Some experts suggest looking beyond the official federal and state marketplaces — whether directly checking out an insurer’s website, working through a broker or consulting a private online website — because some states ordered insurers to load additional costs resulting from the Trump order only onto marketplace plans. Therefore, plans off the marketplace might cost less.

Buyers should also beware. 

Outside of the official marketplaces there may be more insurers selling lower-cost, “short-term policies.” These policies are only for specific periods of time and are subject to insurance underwriting (must health qualify). Also, a person may carry a short-term policy for up to three (3) months per year without an Affordable Care Act penalty.

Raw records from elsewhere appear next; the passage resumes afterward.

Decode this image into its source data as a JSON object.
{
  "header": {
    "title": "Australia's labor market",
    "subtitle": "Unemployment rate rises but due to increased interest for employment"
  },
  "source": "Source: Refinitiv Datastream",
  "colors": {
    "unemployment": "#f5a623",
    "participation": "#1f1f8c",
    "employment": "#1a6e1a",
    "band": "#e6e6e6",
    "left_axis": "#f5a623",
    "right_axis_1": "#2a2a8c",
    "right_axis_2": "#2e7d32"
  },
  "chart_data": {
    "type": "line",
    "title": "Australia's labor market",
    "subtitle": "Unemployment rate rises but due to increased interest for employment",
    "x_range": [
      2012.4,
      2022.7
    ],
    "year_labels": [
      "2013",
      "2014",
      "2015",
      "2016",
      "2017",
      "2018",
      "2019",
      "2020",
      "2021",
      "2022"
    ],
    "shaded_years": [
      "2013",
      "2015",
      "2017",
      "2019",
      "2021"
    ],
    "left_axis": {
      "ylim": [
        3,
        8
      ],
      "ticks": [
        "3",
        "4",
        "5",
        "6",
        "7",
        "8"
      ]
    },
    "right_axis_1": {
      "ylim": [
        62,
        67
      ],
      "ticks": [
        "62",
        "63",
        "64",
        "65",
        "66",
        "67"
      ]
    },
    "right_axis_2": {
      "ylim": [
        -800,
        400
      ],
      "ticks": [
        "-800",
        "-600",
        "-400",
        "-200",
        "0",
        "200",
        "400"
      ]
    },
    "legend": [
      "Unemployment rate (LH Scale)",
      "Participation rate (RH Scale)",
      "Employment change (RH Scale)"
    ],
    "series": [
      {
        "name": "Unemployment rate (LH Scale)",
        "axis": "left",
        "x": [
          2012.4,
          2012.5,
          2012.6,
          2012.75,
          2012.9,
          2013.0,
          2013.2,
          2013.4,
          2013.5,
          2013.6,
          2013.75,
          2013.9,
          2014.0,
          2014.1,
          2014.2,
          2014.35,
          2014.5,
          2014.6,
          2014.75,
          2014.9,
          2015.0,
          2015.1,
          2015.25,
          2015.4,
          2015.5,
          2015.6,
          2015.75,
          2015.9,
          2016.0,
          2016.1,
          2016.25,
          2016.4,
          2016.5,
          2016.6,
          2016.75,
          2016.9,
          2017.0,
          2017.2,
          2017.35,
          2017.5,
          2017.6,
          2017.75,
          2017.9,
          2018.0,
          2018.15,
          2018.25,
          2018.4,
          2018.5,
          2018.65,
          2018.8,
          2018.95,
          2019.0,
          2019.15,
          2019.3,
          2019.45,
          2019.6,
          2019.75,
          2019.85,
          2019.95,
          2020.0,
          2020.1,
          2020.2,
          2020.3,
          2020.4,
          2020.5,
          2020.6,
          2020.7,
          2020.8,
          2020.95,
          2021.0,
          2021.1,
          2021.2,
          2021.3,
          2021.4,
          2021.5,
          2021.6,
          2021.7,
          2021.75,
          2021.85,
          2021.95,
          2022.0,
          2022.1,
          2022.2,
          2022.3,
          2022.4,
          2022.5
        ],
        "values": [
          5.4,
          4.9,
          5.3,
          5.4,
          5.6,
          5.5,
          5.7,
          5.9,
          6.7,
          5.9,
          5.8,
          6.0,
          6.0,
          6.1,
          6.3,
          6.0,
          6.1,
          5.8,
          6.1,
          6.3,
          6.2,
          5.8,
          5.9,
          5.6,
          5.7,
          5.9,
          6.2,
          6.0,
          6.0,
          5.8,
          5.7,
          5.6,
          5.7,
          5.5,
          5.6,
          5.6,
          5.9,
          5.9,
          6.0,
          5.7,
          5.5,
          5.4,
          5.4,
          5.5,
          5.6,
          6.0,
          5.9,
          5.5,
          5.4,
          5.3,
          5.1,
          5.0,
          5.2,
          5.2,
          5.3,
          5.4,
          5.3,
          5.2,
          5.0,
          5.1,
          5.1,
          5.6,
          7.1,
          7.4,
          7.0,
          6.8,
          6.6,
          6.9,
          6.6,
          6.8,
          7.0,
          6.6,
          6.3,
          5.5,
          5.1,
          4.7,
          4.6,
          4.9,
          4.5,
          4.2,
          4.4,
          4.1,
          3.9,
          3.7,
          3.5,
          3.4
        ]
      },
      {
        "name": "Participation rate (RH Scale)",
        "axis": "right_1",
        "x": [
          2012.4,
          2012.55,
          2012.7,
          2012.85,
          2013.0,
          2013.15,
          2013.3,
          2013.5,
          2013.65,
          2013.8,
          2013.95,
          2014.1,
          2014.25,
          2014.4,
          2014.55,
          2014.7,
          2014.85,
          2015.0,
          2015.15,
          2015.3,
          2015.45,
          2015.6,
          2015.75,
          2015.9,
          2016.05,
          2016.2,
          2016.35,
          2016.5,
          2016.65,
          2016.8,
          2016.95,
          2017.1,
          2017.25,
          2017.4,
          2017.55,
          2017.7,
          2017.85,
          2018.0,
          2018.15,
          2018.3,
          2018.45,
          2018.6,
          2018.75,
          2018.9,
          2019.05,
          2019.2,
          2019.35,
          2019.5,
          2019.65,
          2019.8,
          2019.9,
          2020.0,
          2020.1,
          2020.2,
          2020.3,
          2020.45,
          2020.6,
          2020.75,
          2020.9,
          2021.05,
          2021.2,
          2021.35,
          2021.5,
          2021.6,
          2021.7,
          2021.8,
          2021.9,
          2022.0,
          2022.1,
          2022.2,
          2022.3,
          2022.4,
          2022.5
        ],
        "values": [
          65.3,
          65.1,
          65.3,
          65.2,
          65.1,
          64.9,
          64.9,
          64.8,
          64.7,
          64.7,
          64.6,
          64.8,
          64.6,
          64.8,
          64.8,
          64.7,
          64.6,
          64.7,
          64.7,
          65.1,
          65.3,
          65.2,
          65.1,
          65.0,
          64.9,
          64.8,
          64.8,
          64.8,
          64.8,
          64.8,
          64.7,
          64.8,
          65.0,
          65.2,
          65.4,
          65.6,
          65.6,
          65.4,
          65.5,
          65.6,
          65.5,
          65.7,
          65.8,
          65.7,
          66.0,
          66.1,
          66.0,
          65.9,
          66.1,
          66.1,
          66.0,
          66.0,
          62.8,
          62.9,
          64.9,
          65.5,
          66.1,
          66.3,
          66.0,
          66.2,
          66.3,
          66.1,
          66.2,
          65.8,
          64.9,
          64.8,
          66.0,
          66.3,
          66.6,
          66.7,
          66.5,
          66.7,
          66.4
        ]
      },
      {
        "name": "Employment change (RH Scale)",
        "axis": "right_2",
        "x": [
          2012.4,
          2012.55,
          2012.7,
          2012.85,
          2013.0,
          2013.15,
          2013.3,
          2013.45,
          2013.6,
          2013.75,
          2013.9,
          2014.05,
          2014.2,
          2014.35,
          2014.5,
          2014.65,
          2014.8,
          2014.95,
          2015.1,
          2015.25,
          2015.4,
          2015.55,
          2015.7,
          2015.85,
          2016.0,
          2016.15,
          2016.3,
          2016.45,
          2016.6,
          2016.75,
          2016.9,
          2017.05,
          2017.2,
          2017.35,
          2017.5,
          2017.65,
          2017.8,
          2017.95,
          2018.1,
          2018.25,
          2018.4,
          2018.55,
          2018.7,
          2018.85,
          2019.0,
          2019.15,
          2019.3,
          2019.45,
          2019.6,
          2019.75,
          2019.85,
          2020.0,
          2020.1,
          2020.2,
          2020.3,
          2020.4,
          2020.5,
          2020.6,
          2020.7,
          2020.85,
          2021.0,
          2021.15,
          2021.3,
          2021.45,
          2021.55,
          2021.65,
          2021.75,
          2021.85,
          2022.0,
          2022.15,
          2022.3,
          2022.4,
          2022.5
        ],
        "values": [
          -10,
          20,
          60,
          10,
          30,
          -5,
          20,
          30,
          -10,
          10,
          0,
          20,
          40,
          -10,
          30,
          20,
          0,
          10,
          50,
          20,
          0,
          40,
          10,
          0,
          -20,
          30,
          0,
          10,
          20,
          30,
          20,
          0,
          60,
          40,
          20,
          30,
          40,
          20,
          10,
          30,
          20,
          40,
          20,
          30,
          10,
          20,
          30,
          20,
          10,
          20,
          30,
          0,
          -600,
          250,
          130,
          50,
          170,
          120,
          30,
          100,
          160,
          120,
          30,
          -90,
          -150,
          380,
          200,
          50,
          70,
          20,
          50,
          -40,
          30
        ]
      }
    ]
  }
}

Sabrina Corlette, who studies the marketplace for Georgetown University’s Health Policy Institute, said that such plans, while less expensive, may not cover all benefits and might exclude coverage of preexisting conditions.

These plans also do not meet Affordable Care Act requirements for “minimum essential coverage,” so policyholders would still be liable for paying a tax penalty. “There are  some people taking advantage of consumer confusion,” warned Corlette, adding that shoppers who buy outside of state or federal marketplaces “should consult a reputable broker.”